Eben das ist hier der Fall. Der der nachträglich erhobenen Unwirksamkeitsrüge des Klägers zugrunde liegende Sachverhalt ist zwischen den Parteien - soweit für die Entscheidung des Rechtsstreits von Belang - nicht streitig. Die Rüge ist von dem Kläger zwar erst nach Ablauf der Berufungsbegründungsfrist vorgebracht worden, mit dem Schriftsatz vom 08.02.2019 aber noch so frühzeitig vor der mündlichen Berufungsverhandlung, dass die Beklagte hinreichend Gelegenheit zur Erwiderung hatte, die sie mit Schriftsatz vom 26.03.2019 im Übrigen auch genutzt hat. Die Berücksichtigung des unstreitigen Sachvortrages im Zusammenhang mit der neuen Unwirksamkeitsrüge hat den Rechtsstreit daher nicht verzögert. Allein deshalb schon scheidet eine Zurückweisung als verspätet nach § 67 ArbGG aus.
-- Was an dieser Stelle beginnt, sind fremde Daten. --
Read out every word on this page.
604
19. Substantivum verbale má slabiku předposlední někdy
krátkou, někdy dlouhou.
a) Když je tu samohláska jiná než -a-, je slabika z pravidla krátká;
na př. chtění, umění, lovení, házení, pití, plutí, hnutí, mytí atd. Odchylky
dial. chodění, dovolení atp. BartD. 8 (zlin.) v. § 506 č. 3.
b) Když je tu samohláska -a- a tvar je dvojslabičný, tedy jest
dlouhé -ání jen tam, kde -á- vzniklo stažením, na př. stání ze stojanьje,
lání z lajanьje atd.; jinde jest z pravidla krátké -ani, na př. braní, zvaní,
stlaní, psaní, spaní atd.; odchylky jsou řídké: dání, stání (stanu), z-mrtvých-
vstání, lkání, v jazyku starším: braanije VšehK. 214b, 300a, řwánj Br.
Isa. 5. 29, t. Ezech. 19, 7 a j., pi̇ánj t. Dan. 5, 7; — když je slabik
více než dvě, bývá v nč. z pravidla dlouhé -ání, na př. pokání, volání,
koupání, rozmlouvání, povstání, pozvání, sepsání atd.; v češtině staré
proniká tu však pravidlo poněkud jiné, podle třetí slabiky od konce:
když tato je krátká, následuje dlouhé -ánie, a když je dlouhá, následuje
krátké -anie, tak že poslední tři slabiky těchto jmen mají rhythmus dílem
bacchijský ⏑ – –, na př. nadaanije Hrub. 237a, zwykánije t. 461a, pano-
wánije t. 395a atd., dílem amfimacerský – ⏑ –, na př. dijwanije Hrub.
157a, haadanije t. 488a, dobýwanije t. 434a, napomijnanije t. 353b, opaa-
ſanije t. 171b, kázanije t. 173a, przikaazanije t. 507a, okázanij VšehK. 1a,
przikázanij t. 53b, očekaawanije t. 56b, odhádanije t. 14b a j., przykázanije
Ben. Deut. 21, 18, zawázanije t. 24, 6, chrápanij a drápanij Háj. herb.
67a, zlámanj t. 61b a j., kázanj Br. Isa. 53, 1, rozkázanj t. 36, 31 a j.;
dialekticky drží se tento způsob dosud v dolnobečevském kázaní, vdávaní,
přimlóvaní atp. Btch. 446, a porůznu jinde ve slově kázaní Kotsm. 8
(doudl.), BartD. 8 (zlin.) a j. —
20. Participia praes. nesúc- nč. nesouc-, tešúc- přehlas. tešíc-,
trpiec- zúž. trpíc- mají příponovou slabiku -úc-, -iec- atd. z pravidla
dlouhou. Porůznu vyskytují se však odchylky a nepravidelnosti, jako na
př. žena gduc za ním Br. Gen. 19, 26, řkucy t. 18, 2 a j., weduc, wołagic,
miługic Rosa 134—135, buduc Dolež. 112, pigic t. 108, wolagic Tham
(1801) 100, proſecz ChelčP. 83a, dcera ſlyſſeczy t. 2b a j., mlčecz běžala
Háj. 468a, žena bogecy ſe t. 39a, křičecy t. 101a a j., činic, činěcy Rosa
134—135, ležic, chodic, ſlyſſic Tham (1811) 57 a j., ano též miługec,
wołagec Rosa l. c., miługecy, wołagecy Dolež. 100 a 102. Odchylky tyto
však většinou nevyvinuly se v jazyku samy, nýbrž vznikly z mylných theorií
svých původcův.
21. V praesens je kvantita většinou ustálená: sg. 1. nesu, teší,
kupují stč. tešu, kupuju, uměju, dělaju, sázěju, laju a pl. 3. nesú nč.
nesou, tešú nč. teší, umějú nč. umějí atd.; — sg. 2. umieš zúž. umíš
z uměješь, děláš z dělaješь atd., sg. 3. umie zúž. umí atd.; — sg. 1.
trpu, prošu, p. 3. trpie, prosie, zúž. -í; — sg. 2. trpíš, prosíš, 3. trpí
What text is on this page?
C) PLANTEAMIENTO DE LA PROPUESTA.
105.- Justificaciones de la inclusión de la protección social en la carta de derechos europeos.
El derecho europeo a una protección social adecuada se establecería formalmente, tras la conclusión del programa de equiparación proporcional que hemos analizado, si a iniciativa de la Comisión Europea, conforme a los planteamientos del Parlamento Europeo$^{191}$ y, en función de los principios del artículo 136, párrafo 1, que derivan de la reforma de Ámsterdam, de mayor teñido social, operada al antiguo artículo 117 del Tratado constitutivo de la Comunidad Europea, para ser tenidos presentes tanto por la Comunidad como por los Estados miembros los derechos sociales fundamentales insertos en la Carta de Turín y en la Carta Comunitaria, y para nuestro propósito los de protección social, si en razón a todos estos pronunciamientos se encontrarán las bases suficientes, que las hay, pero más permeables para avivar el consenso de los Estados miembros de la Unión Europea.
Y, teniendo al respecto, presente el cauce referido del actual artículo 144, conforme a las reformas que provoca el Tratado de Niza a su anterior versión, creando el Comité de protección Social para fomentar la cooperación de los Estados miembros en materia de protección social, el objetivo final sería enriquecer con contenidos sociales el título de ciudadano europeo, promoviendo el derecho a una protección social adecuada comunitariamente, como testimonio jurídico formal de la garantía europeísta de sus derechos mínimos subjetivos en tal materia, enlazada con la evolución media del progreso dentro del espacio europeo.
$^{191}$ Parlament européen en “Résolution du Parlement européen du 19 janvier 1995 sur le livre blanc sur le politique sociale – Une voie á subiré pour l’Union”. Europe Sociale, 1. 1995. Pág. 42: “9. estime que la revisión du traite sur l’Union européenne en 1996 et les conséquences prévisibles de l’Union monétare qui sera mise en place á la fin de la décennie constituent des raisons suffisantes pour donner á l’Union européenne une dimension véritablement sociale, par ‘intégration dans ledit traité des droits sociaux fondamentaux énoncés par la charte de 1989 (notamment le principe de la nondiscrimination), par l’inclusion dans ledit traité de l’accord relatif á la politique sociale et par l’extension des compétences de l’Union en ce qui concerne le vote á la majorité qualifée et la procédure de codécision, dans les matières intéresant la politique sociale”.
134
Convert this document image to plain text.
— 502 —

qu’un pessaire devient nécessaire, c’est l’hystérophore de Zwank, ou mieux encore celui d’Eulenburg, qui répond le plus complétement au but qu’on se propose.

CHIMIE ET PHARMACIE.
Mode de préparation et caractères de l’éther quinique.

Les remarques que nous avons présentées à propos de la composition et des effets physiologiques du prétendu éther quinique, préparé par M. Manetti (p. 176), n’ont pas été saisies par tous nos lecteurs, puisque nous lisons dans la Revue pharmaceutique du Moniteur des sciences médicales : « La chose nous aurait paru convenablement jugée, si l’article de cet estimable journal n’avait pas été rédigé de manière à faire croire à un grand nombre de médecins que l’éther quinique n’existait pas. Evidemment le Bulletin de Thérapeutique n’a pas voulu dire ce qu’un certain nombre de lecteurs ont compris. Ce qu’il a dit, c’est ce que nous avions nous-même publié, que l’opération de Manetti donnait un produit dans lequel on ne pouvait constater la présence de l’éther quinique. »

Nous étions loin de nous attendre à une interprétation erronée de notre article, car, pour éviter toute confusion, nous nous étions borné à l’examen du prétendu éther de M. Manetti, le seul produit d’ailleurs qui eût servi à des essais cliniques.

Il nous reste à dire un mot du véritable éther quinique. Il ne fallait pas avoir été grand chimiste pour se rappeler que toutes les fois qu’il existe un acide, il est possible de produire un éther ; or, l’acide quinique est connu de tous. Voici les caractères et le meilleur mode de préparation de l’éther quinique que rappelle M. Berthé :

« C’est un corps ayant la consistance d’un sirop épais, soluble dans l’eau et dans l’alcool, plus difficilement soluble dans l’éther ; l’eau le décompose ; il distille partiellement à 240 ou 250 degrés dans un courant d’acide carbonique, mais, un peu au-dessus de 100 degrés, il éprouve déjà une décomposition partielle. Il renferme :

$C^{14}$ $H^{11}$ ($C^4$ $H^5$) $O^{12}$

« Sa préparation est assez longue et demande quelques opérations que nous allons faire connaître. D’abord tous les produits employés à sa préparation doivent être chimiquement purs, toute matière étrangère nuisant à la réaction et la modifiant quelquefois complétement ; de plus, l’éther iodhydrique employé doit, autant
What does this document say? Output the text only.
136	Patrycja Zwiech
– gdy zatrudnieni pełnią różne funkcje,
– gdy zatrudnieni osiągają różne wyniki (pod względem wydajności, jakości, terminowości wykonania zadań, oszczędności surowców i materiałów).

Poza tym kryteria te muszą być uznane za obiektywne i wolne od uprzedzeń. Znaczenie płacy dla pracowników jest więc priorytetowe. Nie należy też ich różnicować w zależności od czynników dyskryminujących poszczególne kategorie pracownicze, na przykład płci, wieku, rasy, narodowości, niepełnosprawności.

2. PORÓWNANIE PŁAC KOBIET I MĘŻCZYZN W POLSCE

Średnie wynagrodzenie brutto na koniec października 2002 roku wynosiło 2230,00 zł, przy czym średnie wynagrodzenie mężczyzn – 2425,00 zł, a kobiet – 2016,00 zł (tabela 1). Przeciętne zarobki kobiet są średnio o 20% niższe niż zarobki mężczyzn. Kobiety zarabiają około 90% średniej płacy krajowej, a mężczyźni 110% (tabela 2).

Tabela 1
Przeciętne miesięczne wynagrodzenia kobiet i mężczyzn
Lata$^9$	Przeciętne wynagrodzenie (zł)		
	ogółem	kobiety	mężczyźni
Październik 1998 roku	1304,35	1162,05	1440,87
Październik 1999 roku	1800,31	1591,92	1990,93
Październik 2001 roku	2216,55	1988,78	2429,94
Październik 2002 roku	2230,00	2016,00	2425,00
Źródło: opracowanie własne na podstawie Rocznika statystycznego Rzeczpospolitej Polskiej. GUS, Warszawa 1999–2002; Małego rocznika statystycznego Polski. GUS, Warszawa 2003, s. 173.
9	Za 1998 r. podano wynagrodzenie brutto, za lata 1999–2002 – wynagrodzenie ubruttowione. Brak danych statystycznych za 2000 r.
3. Der zulässige Weiterbeschäftigungsantrag ist begründet. Aufgrund des Obsiegens mit dem Entfristungsantrag steht dem Kläger bis zum rechtskräftigen Abschluss des Verfahrens gegen die Beklagte ein Anspruch auf vorläufige Weiterbeschäftigung zu den zuletzt gültigen Arbeitsbedingungen nach Maßgabe der auch im Befristungsrechtsstreit anwendbaren (BAG vom 13.06.1985 - 2 AZR 410/84, juris, Rz. 75 f.; LAG Baden-Württemberg vom 19.06.2017 - 1 Sa 7/17, juris, Rz. 74) Grundsätze der Entscheidung des Großen Senats des Bundesarbeitsgerichts (vgl. BAG vom 27.02.1985 - GS 1/84) zu. Nach Erlass des vorliegenden Urteils, das die Unwirksamkeit der Befristung feststellt, überwiegt das Beschäftigungsinteresse des Klägers. Entgegenstehende überwiegende Interessen wiederum hat die Beklagte nicht dargelegt.

III.

Die Kostenentscheidung beruht auf §§ 64 Abs. 6 ArbGG, 516 Abs. 3 Satz 1, 525, 92 Abs. 1 Satz 1 ZPO und entspricht dem Anteil von Obsiegen und Unterliegen der Parteien in beiden Instanzen unter Berücksichtigung der teilweisen Berufungsrücknahme des Klägers.

IV.

Die Revision an das Bundesarbeitsgericht wird nach § 72 Abs. 1 Satz 1, Abs. 2 Nr. 1 ArbGG wegen grundsätzlicher Bedeutung zugelassen.

RECHTSMITTELBELEHRUNG

Gegen dieses Urteil kann von der beklagten Partei

R E V I S I O N

eingelegt werden.

Für die klagende Partei ist gegen dieses Urteil kein Rechtsmittel gegeben.